兩人沉默着退出無菌實驗區,剛剛在消毒區脫掉工作服,身後忽然響起腳步聲。張大川和華玉傾同時回頭看去,隻見一個三十來歲的男子朝着兩人走了過來。
對方西裝革履,梳着偏分大背頭,戴着金絲眼鏡,打扮得一絲不苟。整個人看起來文質彬彬,很有一股職場精英的自信氣場。
“韋主管?”華玉傾詫異。
“華經理!”來人笑着朝華玉傾點點頭打招呼,繼而望向張大川,問道:
“聽說有位姓張的老闆來我們公司考察了,是這位先生嗎?”
張大川看了眼華玉傾,目光疑惑,不清楚這位“韋主管”的身份。
華玉傾連忙介紹道:
“張總,我給您介紹一下,這位是我們華顔1号實驗室的主管韋易清。”
感情是負責整個實驗室的項目主管,難怪會出現在這裏。
張大川微微颔首,不鹹不淡的回應了韋易清的招呼。
他還沒有正式接管華顔,對于這些中層管理不好過多接觸,不然在後續考核這些管理人員的能力時容易影響判斷。
本以爲對方隻是過來打個招呼,沒想到這家夥居然很自來熟地湊上前,指着實驗區那些設備笑呵呵地同張大川說道:
“張總,您是來參觀我們實驗室的吧?”
“說來慚愧,我們現在沒辦法向您展示我們實驗室的工作情況。自從公司出事後,這裏就封起來了,除了每天會派專人進行儀器檢查之外,每隔三天還會消毒一次。”
“現在唯一能展示的,就是這些嶄新如故、絕對不存在任何故障的實驗儀器,讓張總您見笑了。”

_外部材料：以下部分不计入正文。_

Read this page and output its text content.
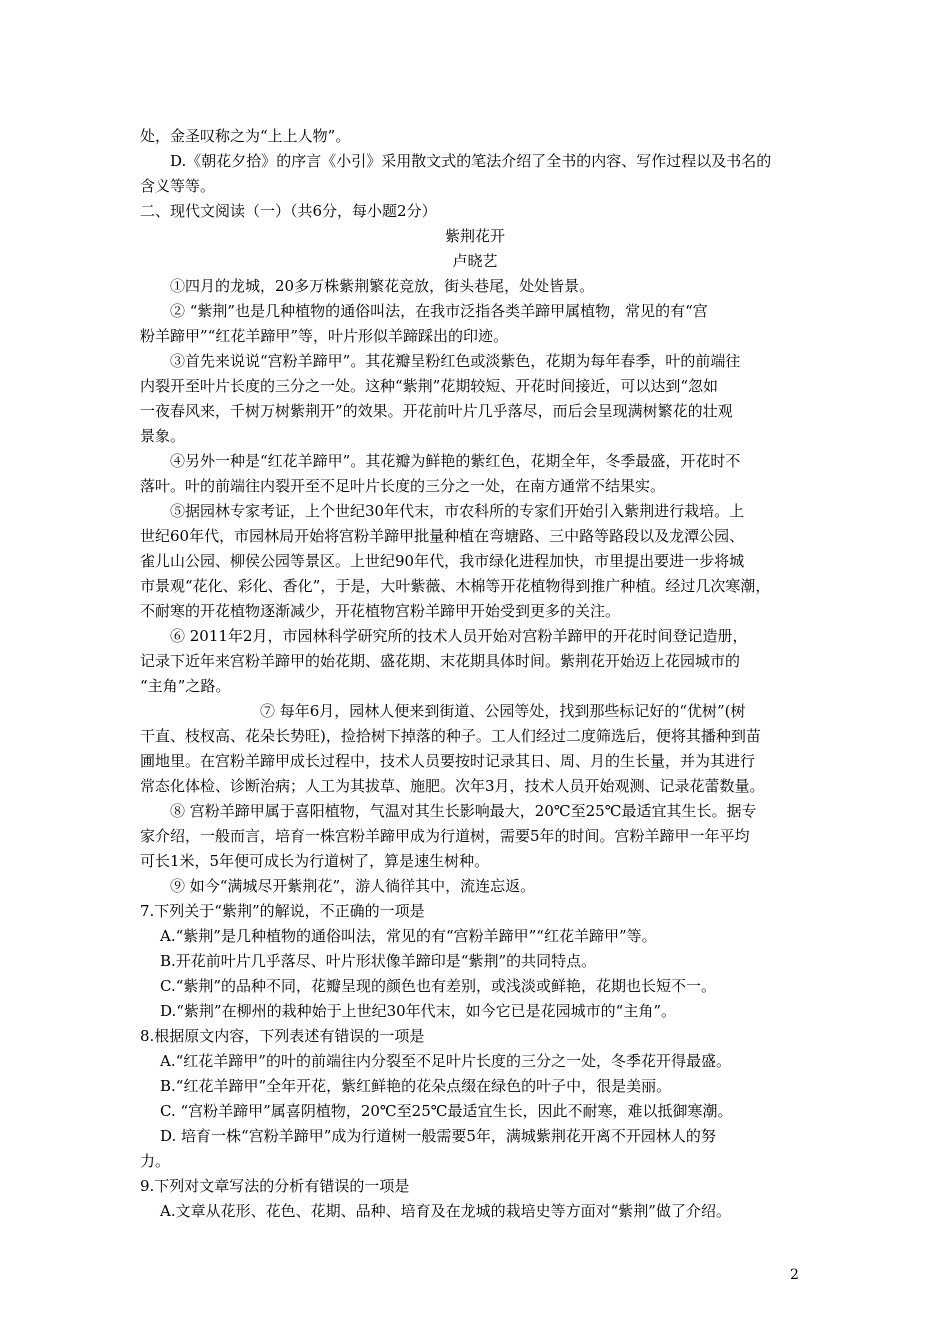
处，金圣叹称之为“上上人物”。
D.《朝花夕拾》的序言《小引》采用散文式的笔法介绍了全书的内容、写作过程以及书名的
含义等等。
二、现代文阅读（一）（共6分，每小题2分）
紫荆花开
卢晓艺
①四月的龙城，20多万株紫荆繁花竞放，街头巷尾，处处皆景。
② “紫荆”也是几种植物的通俗叫法，在我市泛指各类羊蹄甲属植物，常见的有“宫
粉羊蹄甲”“红花羊蹄甲”等，叶片形似羊蹄踩出的印迹。
③首先来说说“宫粉羊蹄甲”。其花瓣呈粉红色或淡紫色，花期为每年春季，叶的前端往
内裂开至叶片长度的三分之一处。这种“紫荆”花期较短、开花时间接近，可以达到“忽如
一夜春风来，千树万树紫荆开”的效果。开花前叶片几乎落尽，而后会呈现满树繁花的壮观
景象。
④另外一种是“红花羊蹄甲”。其花瓣为鲜艳的紫红色，花期全年，冬季最盛，开花时不
落叶。叶的前端往内裂开至不足叶片长度的三分之一处，在南方通常不结果实。
⑤据园林专家考证，上个世纪30年代末，市农科所的专家们开始引入紫荆进行栽培。上
世纪60年代，市园林局开始将宫粉羊蹄甲批量种植在弯塘路、三中路等路段以及龙潭公园、
雀儿山公园、柳侯公园等景区。上世纪90年代，我市绿化进程加快，市里提出要进一步将城
市景观“花化、彩化、香化”，于是，大叶紫薇、木棉等开花植物得到推广种植。经过几次寒潮，
不耐寒的开花植物逐渐减少，开花植物宫粉羊蹄甲开始受到更多的关注。
⑥ 2011年2月，市园林科学研究所的技术人员开始对宫粉羊蹄甲的开花时间登记造册，
记录下近年来宫粉羊蹄甲的始花期、盛花期、末花期具体时间。紫荆花开始迈上花园城市的
“主角”之路。
⑦ 每年6月，园林人便来到街道、公园等处，找到那些标记好的“优树”(树
干直、枝杈高、花朵长势旺)，捡拾树下掉落的种子。工人们经过二度筛选后，便将其播种到苗
圃地里。在宫粉羊蹄甲成长过程中，技术人员要按时记录其日、周、月的生长量，并为其进行
常态化体检、诊断治病；人工为其拔草、施肥。次年3月，技术人员开始观测、记录花蕾数量。
⑧ 宫粉羊蹄甲属于喜阳植物，气温对其生长影响最大，20℃至25℃最适宜其生长。据专
家介绍，一般而言，培育一株宫粉羊蹄甲成为行道树，需要5年的时间。宫粉羊蹄甲一年平均
可长1米，5年便可成长为行道树了，算是速生树种。
⑨ 如今“满城尽开紫荆花”，游人徜徉其中，流连忘返。
7.下列关于“紫荆”的解说，不正确的一项是
A.“紫荆”是几种植物的通俗叫法，常见的有“宫粉羊蹄甲”“红花羊蹄甲”等。
B.开花前叶片几乎落尽、叶片形状像羊蹄印是“紫荆”的共同特点。
C.“紫荆”的品种不同，花瓣呈现的颜色也有差别，或浅淡或鲜艳，花期也长短不一。
D.“紫荆”在柳州的栽种始于上世纪30年代末，如今它已是花园城市的“主角”。
8.根据原文内容，下列表述有错误的一项是
A.“红花羊蹄甲”的叶的前端往内分裂至不足叶片长度的三分之一处，冬季花开得最盛。
B.“红花羊蹄甲”全年开花，紫红鲜艳的花朵点缀在绿色的叶子中，很是美丽。
C. “宫粉羊蹄甲”属喜阴植物，20℃至25℃最适宜生长，因此不耐寒，难以抵御寒潮。
D. 培育一株“宫粉羊蹄甲”成为行道树一般需要5年，满城紫荆花开离不开园林人的努
力。
9.下列对文章写法的分析有错误的一项是
A.文章从花形、花色、花期、品种、培育及在龙城的栽培史等方面对“紫荆”做了介绍。
2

張大川見對方如此沒眼力見,不禁輕皺眉心,瞟了這家夥一眼。
這種毫無幹貨的車轱辘話用你來說?
他淡淡道:
“我知道了,你下去吧。”
韋易清聞言,似乎沒想到張大川的态度會這樣直截了當,當即愣在了原地。
華玉傾看他站着不動,擔心這人跟她當初一樣對張大川出言不遜,忍不住皺眉提醒道:
“張總讓你下去就下去,愣着做什麽?”
這韋易清幾時變成半點兒眼力見都沒有的人了?
華玉傾微微皺眉。
她這番話終于是讓韋易清回過了神。
隻見韋易清發愣的臉色迅速恢複正常,仿佛什麽都沒聽到那樣,擺出一副很有親和力的禮貌微笑,說道:
“知道了,華經理,那你們随便參觀,有什麽需要我的地方,随時可以打内線電話叫我。”
他指了指走廊牆壁上挂着的便捷電話,說罷,朝張大川和華玉傾兩人點頭緻意後,這才微笑着轉身離去。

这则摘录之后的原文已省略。